Most analyses of lumber price trends and levels fail to account for inflation because the price data for softwood lumber used in framing applications is generally quoted using the Random Lengths Framing Lumber Composite Price or lumber futures prices–neither of which is inflation-adjusted. Adjusting for inflation shows that, although the historical price differences are smaller in real terms than nominal, the inflation-adjusted price of lumber set records in both 2020 and 2021.
Lumber prices began soaring shortly after the pandemic hit the United States in early-2020. The Random Lengths Framing Lumber Composite Price, an industry benchmark, increased roughly 175 percent between April and September, setting all-time highs each of the final nine weeks over that span. In May 2021, the FLCP topped $1,500 per thousand board feet ($1,500/mbf)—nearly three times the pre-pandemic record. The price of framing lumber averaged roughly $550 in 2020 and nearly $850 in 2021, each a new annual record.
The chart below shows that, even after adjusting for inflation, the average price of framing lumber in 2021 was 17 percent above its 25-year average and broke the prior record set in 1996. The FLCP series shown has been adjusted using the U.S. Bureau of Labor Statistics Producer Price Index (PPI) for softwood lumber.
As the PPI for softwood lumber is derived from component series, the nominal prices may also be deflated using the most salient sub-index—the PPI for softwood cut stock and dimension. Doing so highlights the fact that prices in both 2020 as well as 2021 were unprecedented. The average real price of lumber exceeded the prior record by 4.3% in 2020 and 2.4% in 2021. Over that 24-month span, real prices were 37% above the historical average.

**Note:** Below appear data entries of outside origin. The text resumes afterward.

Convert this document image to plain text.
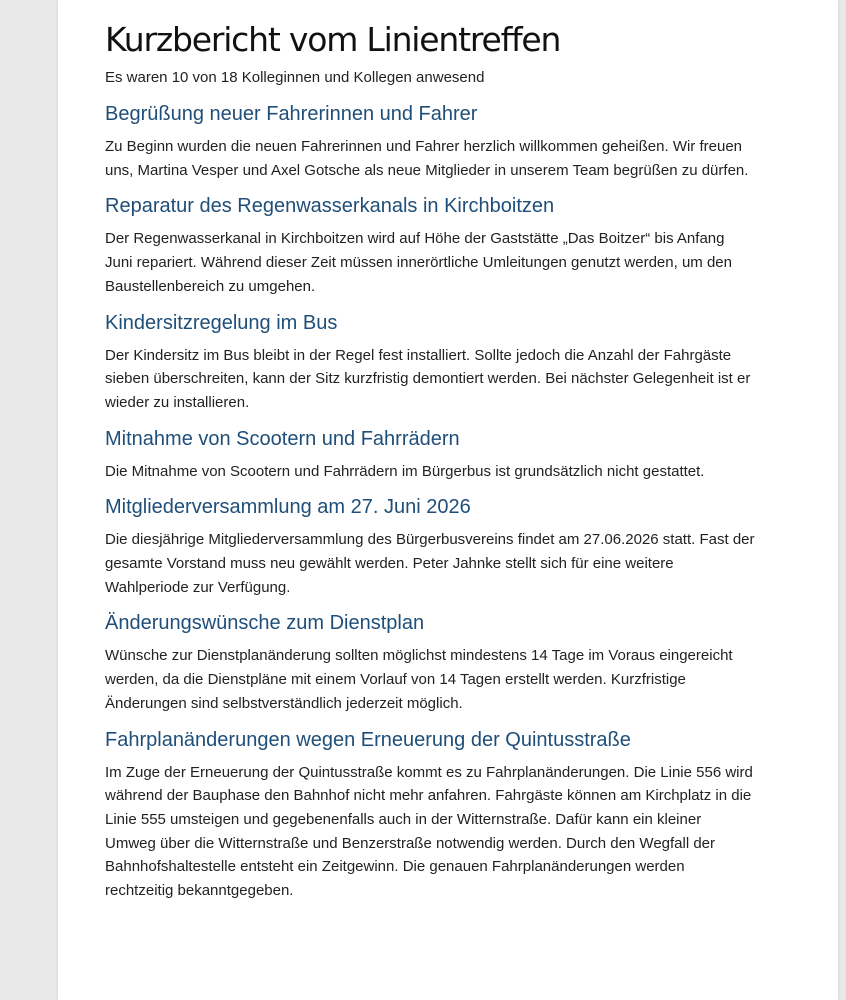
Kurzbericht vom Linientreffen

Es waren 10 von 18 Kolleginnen und Kollegen anwesend

Begrüßung neuer Fahrerinnen und Fahrer

Zu Beginn wurden die neuen Fahrerinnen und Fahrer herzlich willkommen geheißen. Wir freuen uns, Martina Vesper und Axel Gotsche als neue Mitglieder in unserem Team begrüßen zu dürfen.

Reparatur des Regenwasserkanals in Kirchboitzen

Der Regenwasserkanal in Kirchboitzen wird auf Höhe der Gaststätte „Das Boitzer“ bis Anfang Juni repariert. Während dieser Zeit müssen innerörtliche Umleitungen genutzt werden, um den Baustellenbereich zu umgehen.

Kindersitzregelung im Bus

Der Kindersitz im Bus bleibt in der Regel fest installiert. Sollte jedoch die Anzahl der Fahrgäste sieben überschreiten, kann der Sitz kurzfristig demontiert werden. Bei nächster Gelegenheit ist er wieder zu installieren.

Mitnahme von Scootern und Fahrrädern

Die Mitnahme von Scootern und Fahrrädern im Bürgerbus ist grundsätzlich nicht gestattet.

Mitgliederversammlung am 27. Juni 2026

Die diesjährige Mitgliederversammlung des Bürgerbusvereins findet am 27.06.2026 statt. Fast der gesamte Vorstand muss neu gewählt werden. Peter Jahnke stellt sich für eine weitere Wahlperiode zur Verfügung.

Änderungswünsche zum Dienstplan

Wünsche zur Dienstplanänderung sollten möglichst mindestens 14 Tage im Voraus eingereicht werden, da die Dienstpläne mit einem Vorlauf von 14 Tagen erstellt werden. Kurzfristige Änderungen sind selbstverständlich jederzeit möglich.

Fahrplanänderungen wegen Erneuerung der Quintusstraße

Im Zuge der Erneuerung der Quintusstraße kommt es zu Fahrplanänderungen. Die Linie 556 wird während der Bauphase den Bahnhof nicht mehr anfahren. Fahrgäste können am Kirchplatz in die Linie 555 umsteigen und gegebenenfalls auch in der Witternstraße. Dafür kann ein kleiner Umweg über die Witternstraße und Benzerstraße notwendig werden. Durch den Wegfall der Bahnhofshaltestelle entsteht ein Zeitgewinn. Die genauen Fahrplanänderungen werden rechtzeitig bekanntgegeben.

The Random Lengths Framing Lumber Composite Price has more than tripled since late August 2021 and front-month lumber futures have roughly doubled. Although mill prices have eased slightly in the past couple of weeks, it will take a sustained downward trend for the typical builder to get any relief. Due to the mechanics of the lumber supply chain, builders and homeowners are unfortunately the last to see their costs go down.
Unfortunately, increases in output of the U.S. softwood lumber industry over the past 18 months have been negligible even as housing starts have soared. As housing demand remains strong, the only structural means by which another dubious price record is avoided is increased sawmill output.